Doc: That's right, twenty five years into the future. I've always dreamed on seeing the future, looking beyond my years, seeing the progress of mankind. I'll also be able to see who wins the next twenty-five world series.
*sigh*
So here's the thing about this criticism: it's complete crap.
Because you haven't actually identified any specific problems. You haven't actually explained what you think the fatal mistakes are. You're simply pointing to the title the guy does or does not hold, and declaring it means something.
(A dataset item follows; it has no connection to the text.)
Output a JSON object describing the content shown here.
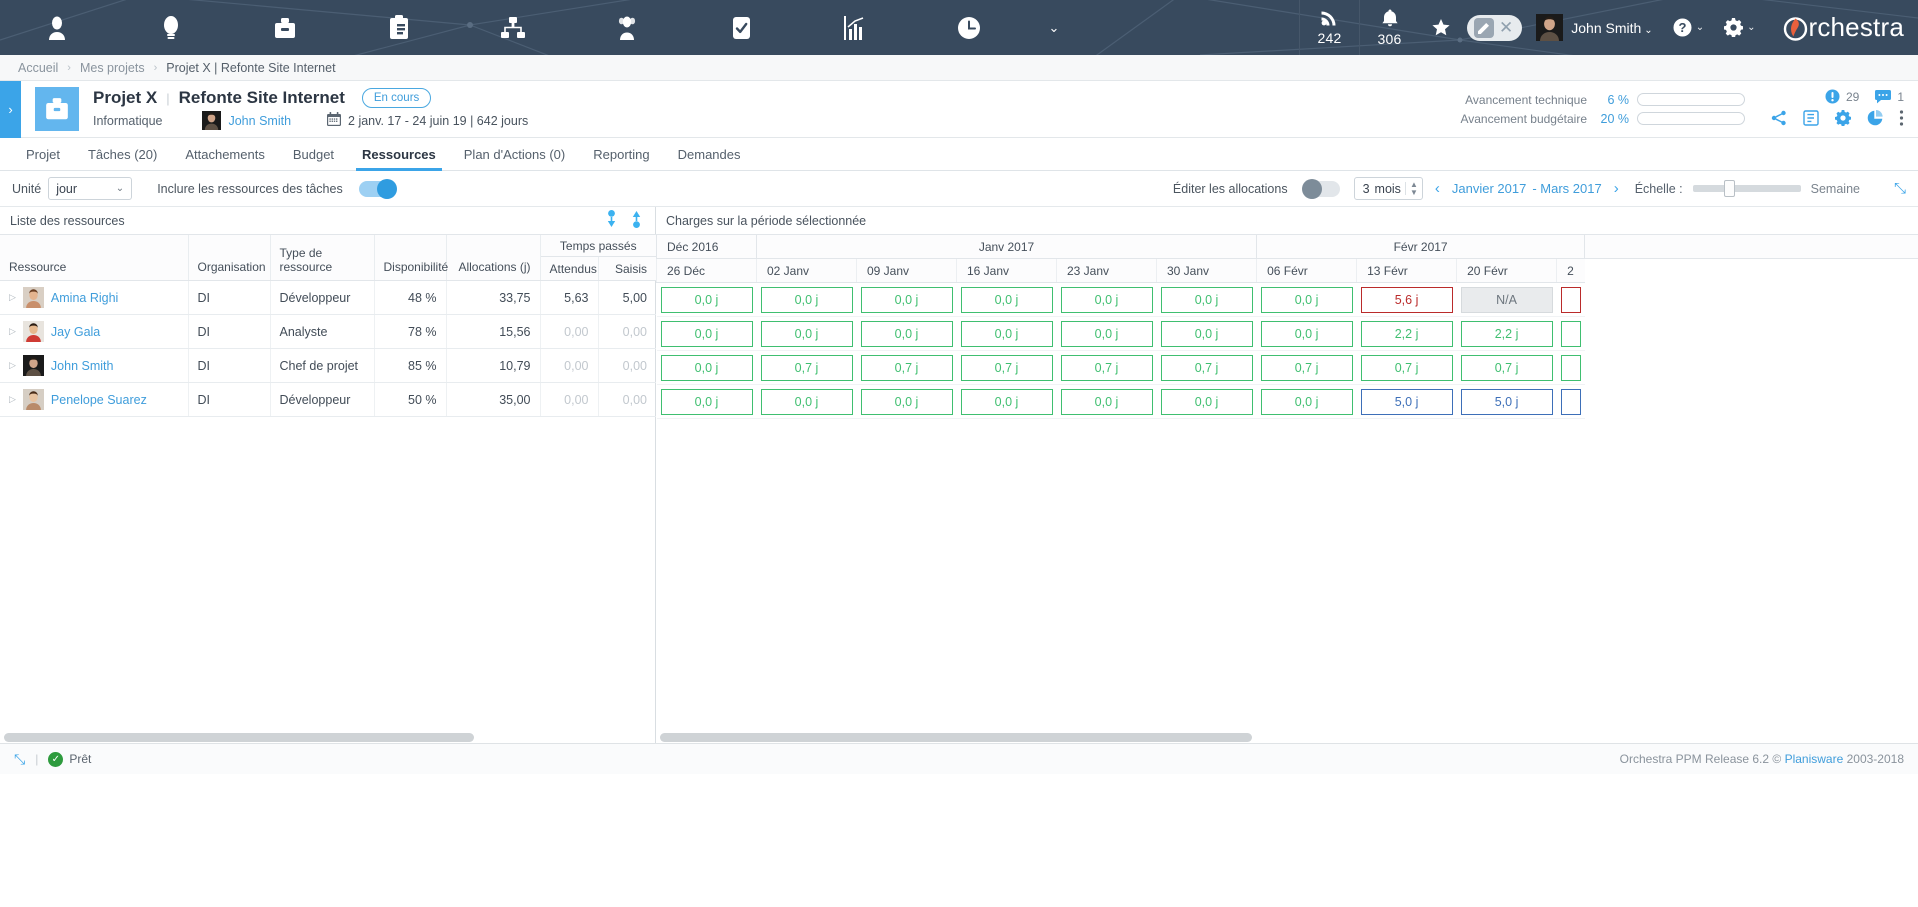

Which might hold some weight if he was trying to make an extraordinary claim, as opposed to a fairly mundane one. It also might hold some weight, except no one in the history of commerce has ever had to be a dietician in order to sell a food product, and the founder of the soylent company has never tried to claim any special title as such.
So you know what would be really great? If the "foodie"-crowd would take off their stupid hat and sense of indignation, and come up with better actual criticisms and/or content for their arguments.
Because once again: everytime Soylent comes up, some group of people seem to take it as some weird personal attack on...something. I don't know what. But the response is exactly identical to when someone says they're a vegetarianism and then someone starts ranting about how much they love steak and oh how could you not love steak?
Doc: That's right, twenty five years into the future. I've always dreamed on seeing the future, looking beyond my years, seeing the progress of mankind. I'll also be able to see who wins the next twenty-five world series.
Is there a timetable for you receiving your order? I mentioned earlier that the website says current new orders are 4-5 month waits for delivery.
Is anyone other than journalist/bloggers actually getting to try this yet?
That is an actual valid criticism and its not a "foodie" thing, its a common sense thing. I am not a foodie anyways.
Soylent and its designer/supporters falls at the first post: Does this guy know what the fuck he talking about? No.
It is a food product in the same standing as any other food product which can be commercially sold (and they do in fact, meet the various guidelines, as well as have several food scientists working for them).
You might as well bitch and moan about any of the myriad of people who will happily offer up their thoughts on dietary advice randomly on the internet, who also do not have such qualifications. You are under no obligation to believe them. But unless you can actually argue specific details or concerns, you're not bringing anything to the conversation - you know, evidence.
So again: actual criticisms of ingredients, methods or results? You have some? No?
It sounds essentially like you want to rant about something else which is offending you about this concept.
I mean a 100% soylent diet would be strange as it would effectively cut you off from a large amount of shared human experiences.
Although on the other hand if the only time you ate food was on special occasions you might actually get more enjoyment out of it on the whole.
Breakfast falls closest to the right for me on the above scale, although I couldnt imagine replacing dinner.